Keep the corporation a small business corporation, so that your shares are qualified for small business shares at all times. This will preserve your ability to claim allowable business investment losses with respect to any loss on the corporation shares and the 750,000 capital gains exemption on any gain. To multiply your access to the capital gains exemption, you can arrange for your spouse to invest in common shares of your corporation. That way you can double available exemption by each one of you claiming $750,000.

Ways of extracting funds from the corporation:

You can use different methods to receive funds from the corporation’s income: Dividends, salary: defer income to the next calendar year by accruing bonuses, payments on loans from shareholders, maximise capital dividend payments, consider a tax free repayment of capital loan to share holder, deemed dividends, shareholder appropriations.

Effect of having a holding company:

Consider the tax benefits of setting up a holding corporation and look into the potential advantages of a corporate partnership. A holding company is often appropriate when you have family members involved in ownership of your share of the business and there are other shareholders not related to you.

Share holders’ agreement:

Where you share the ownership of a private corporation, it is usually wise to have a shareholders agreement. While preparing Shareholders agreement you should consider tax treatment of life insurance payments, the availability of the $750,000 capital gain exemption and the value of shares. It can set out in detail the rights and obligations of the shareholders that go beyond the basic ownership of shares.

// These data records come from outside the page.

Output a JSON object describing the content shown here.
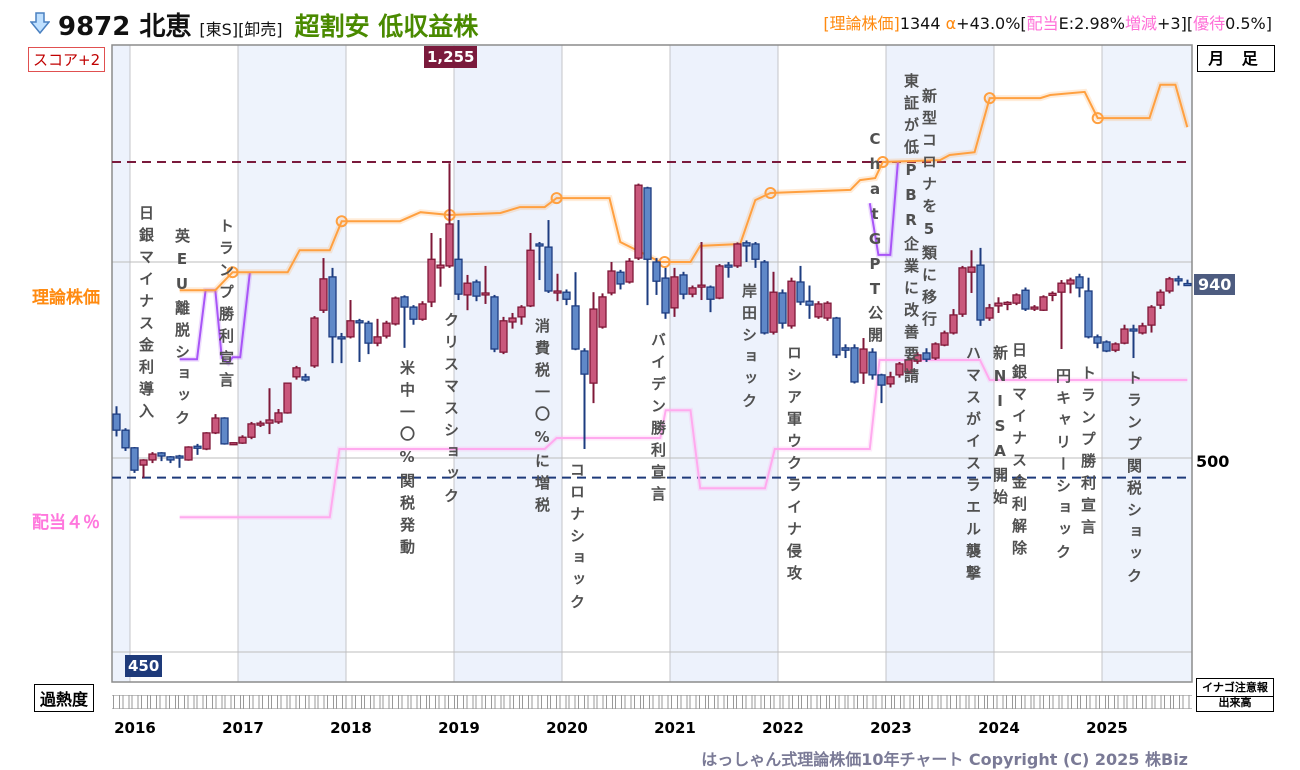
{
  "header": {
    "code": "9872 北恵",
    "market": "[東S][卸売]",
    "rating": "超割安 低収益株",
    "theory_label": "[理論株価]",
    "theory_value": "1344",
    "alpha_label": " α",
    "alpha_value": "+43.0%[",
    "div_label": "配当",
    "div_value": "E:2.98%",
    "change_label": "増減",
    "change_value": "+3][",
    "yutai_label": "優待",
    "yutai_value": "0.5%]"
  },
  "score": "スコア+2",
  "timeframe": "月 足",
  "left_labels": {
    "theory": "理論株価",
    "dividend": "配当４％"
  },
  "price_labels": {
    "current": "940",
    "gridline": "500",
    "high": "1,255",
    "low": "450"
  },
  "events": [
    "日銀マイナス金利導入",
    "英EU離脱ショック",
    "トランプ勝利宣言",
    "米中一〇%関税発動",
    "クリスマスショック",
    "消費税一〇%に増税",
    "コロナショック",
    "バイデン勝利宣言",
    "岸田ショック",
    "ロシア軍ウクライナ侵攻",
    "ChatGPT公開",
    "東証が低PBR企業に改善要請",
    "新型コロナを5類に移行",
    "ハマスがイスラエル襲撃",
    "新NISA開始",
    "日銀マイナス金利解除",
    "円キャリーショック",
    "トランプ勝利宣言",
    "トランプ関税ショック"
  ],
  "bottom": {
    "overheat": "過熱度",
    "inago": "イナゴ注意報",
    "volume": "出来高",
    "copyright": "はっしゃん式理論株価10年チャート Copyright (C) 2025 株Biz"
  },
  "colors": {
    "up": "#c9587c",
    "up_edge": "#7f1838",
    "down": "#5f88c8",
    "down_edge": "#1d3c80",
    "theory": "#ffa040",
    "purple": "#a855f7",
    "dividend": "#ffaaee",
    "high_line": "#7a1a3c",
    "low_line": "#1e3a7a"
  },
  "chart_data": {
    "type": "candlestick",
    "title": "9872 北恵 月足",
    "x_ticks": [
      "2016",
      "2017",
      "2018",
      "2019",
      "2020",
      "2021",
      "2022",
      "2023",
      "2024",
      "2025"
    ],
    "y_gridlines": [
      500,
      1000
    ],
    "ylim": [
      -70,
      1550
    ],
    "first_month": "2015-11",
    "ohlc": [
      [
        612,
        632,
        555,
        571
      ],
      [
        571,
        576,
        518,
        526
      ],
      [
        526,
        528,
        462,
        469
      ],
      [
        482,
        497,
        449,
        495
      ],
      [
        495,
        515,
        487,
        510
      ],
      [
        513,
        515,
        492,
        505
      ],
      [
        503,
        505,
        487,
        495
      ],
      [
        505,
        508,
        475,
        502
      ],
      [
        495,
        530,
        493,
        528
      ],
      [
        530,
        536,
        508,
        527
      ],
      [
        523,
        566,
        520,
        564
      ],
      [
        564,
        612,
        561,
        602
      ],
      [
        602,
        604,
        534,
        536
      ],
      [
        536,
        540,
        533,
        539
      ],
      [
        538,
        558,
        536,
        553
      ],
      [
        553,
        592,
        548,
        587
      ],
      [
        584,
        595,
        579,
        589
      ],
      [
        589,
        678,
        561,
        597
      ],
      [
        592,
        625,
        587,
        615
      ],
      [
        615,
        691,
        613,
        691
      ],
      [
        707,
        735,
        700,
        730
      ],
      [
        707,
        715,
        695,
        699
      ],
      [
        735,
        862,
        730,
        857
      ],
      [
        877,
        1010,
        870,
        957
      ],
      [
        962,
        985,
        742,
        809
      ],
      [
        809,
        819,
        742,
        804
      ],
      [
        809,
        903,
        805,
        850
      ],
      [
        850,
        855,
        745,
        845
      ],
      [
        844,
        850,
        765,
        793
      ],
      [
        793,
        855,
        785,
        809
      ],
      [
        811,
        850,
        805,
        844
      ],
      [
        842,
        912,
        838,
        908
      ],
      [
        911,
        915,
        781,
        885
      ],
      [
        885,
        890,
        840,
        854
      ],
      [
        854,
        900,
        850,
        893
      ],
      [
        898,
        1074,
        885,
        1007
      ],
      [
        985,
        1061,
        937,
        992
      ],
      [
        990,
        1252,
        985,
        1097
      ],
      [
        1007,
        1107,
        903,
        918
      ],
      [
        916,
        967,
        877,
        946
      ],
      [
        949,
        955,
        900,
        913
      ],
      [
        916,
        990,
        893,
        921
      ],
      [
        911,
        916,
        770,
        778
      ],
      [
        770,
        860,
        765,
        850
      ],
      [
        847,
        870,
        830,
        857
      ],
      [
        860,
        890,
        840,
        885
      ],
      [
        888,
        1074,
        885,
        1030
      ],
      [
        1046,
        1051,
        954,
        1041
      ],
      [
        1038,
        1107,
        921,
        926
      ],
      [
        921,
        970,
        900,
        926
      ],
      [
        923,
        930,
        890,
        905
      ],
      [
        888,
        974,
        775,
        778
      ],
      [
        773,
        780,
        523,
        714
      ],
      [
        691,
        923,
        640,
        880
      ],
      [
        834,
        920,
        830,
        911
      ],
      [
        921,
        1000,
        915,
        977
      ],
      [
        974,
        980,
        930,
        944
      ],
      [
        949,
        1010,
        945,
        1002
      ],
      [
        1010,
        1200,
        1005,
        1196
      ],
      [
        1189,
        1192,
        890,
        1007
      ],
      [
        1000,
        1010,
        916,
        951
      ],
      [
        959,
        985,
        855,
        870
      ],
      [
        883,
        985,
        860,
        962
      ],
      [
        967,
        975,
        905,
        918
      ],
      [
        918,
        940,
        910,
        934
      ],
      [
        938,
        1051,
        903,
        941
      ],
      [
        936,
        940,
        872,
        905
      ],
      [
        908,
        995,
        905,
        990
      ],
      [
        992,
        1000,
        960,
        988
      ],
      [
        990,
        1050,
        985,
        1046
      ],
      [
        1049,
        1055,
        1000,
        1041
      ],
      [
        1046,
        1051,
        985,
        1007
      ],
      [
        1000,
        1005,
        815,
        819
      ],
      [
        821,
        975,
        815,
        923
      ],
      [
        921,
        930,
        830,
        844
      ],
      [
        837,
        960,
        830,
        951
      ],
      [
        949,
        990,
        890,
        898
      ],
      [
        900,
        940,
        855,
        890
      ],
      [
        860,
        900,
        855,
        893
      ],
      [
        857,
        900,
        850,
        895
      ],
      [
        857,
        860,
        755,
        763
      ],
      [
        781,
        790,
        755,
        775
      ],
      [
        781,
        790,
        690,
        694
      ],
      [
        717,
        806,
        689,
        778
      ],
      [
        770,
        780,
        700,
        712
      ],
      [
        712,
        715,
        640,
        686
      ],
      [
        689,
        720,
        680,
        707
      ],
      [
        712,
        745,
        705,
        740
      ],
      [
        719,
        755,
        715,
        750
      ],
      [
        747,
        770,
        740,
        763
      ],
      [
        768,
        780,
        745,
        752
      ],
      [
        755,
        795,
        750,
        791
      ],
      [
        788,
        825,
        785,
        819
      ],
      [
        819,
        880,
        815,
        865
      ],
      [
        867,
        990,
        860,
        985
      ],
      [
        974,
        1030,
        921,
        987
      ],
      [
        992,
        1036,
        837,
        852
      ],
      [
        857,
        893,
        850,
        883
      ],
      [
        888,
        910,
        870,
        895
      ],
      [
        893,
        900,
        877,
        897
      ],
      [
        895,
        920,
        890,
        916
      ],
      [
        928,
        935,
        875,
        880
      ],
      [
        880,
        890,
        875,
        885
      ],
      [
        877,
        915,
        875,
        911
      ],
      [
        916,
        925,
        900,
        920
      ],
      [
        923,
        954,
        778,
        946
      ],
      [
        944,
        960,
        920,
        954
      ],
      [
        962,
        970,
        910,
        934
      ],
      [
        926,
        960,
        805,
        809
      ],
      [
        809,
        815,
        780,
        793
      ],
      [
        796,
        800,
        770,
        773
      ],
      [
        775,
        795,
        770,
        791
      ],
      [
        793,
        840,
        790,
        829
      ],
      [
        829,
        840,
        755,
        826
      ],
      [
        819,
        845,
        815,
        837
      ],
      [
        839,
        890,
        820,
        885
      ],
      [
        890,
        930,
        880,
        923
      ],
      [
        926,
        962,
        920,
        957
      ],
      [
        957,
        965,
        940,
        954
      ],
      [
        945,
        955,
        940,
        940
      ]
    ],
    "theory_price": [
      [
        2016.46,
        928
      ],
      [
        2016.79,
        928
      ],
      [
        2016.95,
        974
      ],
      [
        2017.46,
        974
      ],
      [
        2017.57,
        1030
      ],
      [
        2017.85,
        1030
      ],
      [
        2017.96,
        1104
      ],
      [
        2018.5,
        1104
      ],
      [
        2018.69,
        1127
      ],
      [
        2018.96,
        1120
      ],
      [
        2019.43,
        1125
      ],
      [
        2019.61,
        1140
      ],
      [
        2019.84,
        1140
      ],
      [
        2019.95,
        1163
      ],
      [
        2020.44,
        1163
      ],
      [
        2020.54,
        1051
      ],
      [
        2020.91,
        1000
      ],
      [
        2021.19,
        1000
      ],
      [
        2021.28,
        1041
      ],
      [
        2021.65,
        1046
      ],
      [
        2021.79,
        1158
      ],
      [
        2021.93,
        1176
      ],
      [
        2022.67,
        1184
      ],
      [
        2022.76,
        1209
      ],
      [
        2022.9,
        1214
      ],
      [
        2022.97,
        1255
      ],
      [
        2023.5,
        1260
      ],
      [
        2023.59,
        1273
      ],
      [
        2023.82,
        1280
      ],
      [
        2023.96,
        1418
      ],
      [
        2024.43,
        1418
      ],
      [
        2024.52,
        1426
      ],
      [
        2024.84,
        1434
      ],
      [
        2024.96,
        1367
      ],
      [
        2025.44,
        1367
      ],
      [
        2025.54,
        1452
      ],
      [
        2025.68,
        1452
      ],
      [
        2025.79,
        1344
      ]
    ],
    "theory_markers": [
      [
        2016.95,
        974
      ],
      [
        2017.96,
        1104
      ],
      [
        2018.96,
        1120
      ],
      [
        2019.95,
        1163
      ],
      [
        2020.95,
        1000
      ],
      [
        2021.93,
        1176
      ],
      [
        2022.97,
        1255
      ],
      [
        2023.96,
        1418
      ],
      [
        2024.96,
        1367
      ]
    ],
    "purple_segments": [
      [
        [
          2016.46,
          752
        ],
        [
          2016.62,
          752
        ],
        [
          2016.7,
          928
        ],
        [
          2016.79,
          928
        ],
        [
          2016.85,
          755
        ],
        [
          2016.91,
          742
        ],
        [
          2016.95,
          757
        ],
        [
          2017.02,
          757
        ],
        [
          2017.11,
          974
        ]
      ],
      [
        [
          2022.85,
          1150
        ],
        [
          2022.93,
          1018
        ],
        [
          2023.04,
          1018
        ],
        [
          2023.11,
          1255
        ]
      ]
    ],
    "dividend_4pct": [
      [
        2016.46,
        349
      ],
      [
        2017.85,
        349
      ],
      [
        2017.94,
        523
      ],
      [
        2019.84,
        523
      ],
      [
        2019.95,
        551
      ],
      [
        2020.91,
        551
      ],
      [
        2020.96,
        622
      ],
      [
        2021.19,
        622
      ],
      [
        2021.28,
        423
      ],
      [
        2021.88,
        423
      ],
      [
        2021.97,
        523
      ],
      [
        2022.85,
        523
      ],
      [
        2022.94,
        750
      ],
      [
        2023.87,
        750
      ],
      [
        2023.96,
        699
      ],
      [
        2025.79,
        699
      ]
    ],
    "high_line": 1255,
    "low_line": 450,
    "current": 940
  }
}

Pension plans for small business owners:

If you are a small business owner and you don’t want the trouble of administering a pension plan, you may simply want to set up an RRSP for yourself and ensure that you have sufficient earned income to be able to make adequate contributions.

Investment income earned in a corporation:

You should weigh the potential advantages of incorporating your investments. And at the same time you should be cautious about having investment income in your corporation that carries on an active business. Incorporation will help you to control the timing of dividend payments and thus the timing of income receipts in your own hands, allowing you to maximise old age security benefits, reduce your exposure to minimum tax, manage the timing of dividend and increase your earned income and RRSP contribution room.

Selling the business:

If you decide to sell your incorporated business then there are two ways, sell the assets of the business and sell the shares of the business. If your shares are qualified shares you may be able to claim an exemption for up to $750,000 of your gain on the sale. No capital gain exemption is available to the corporation if it sells the assets.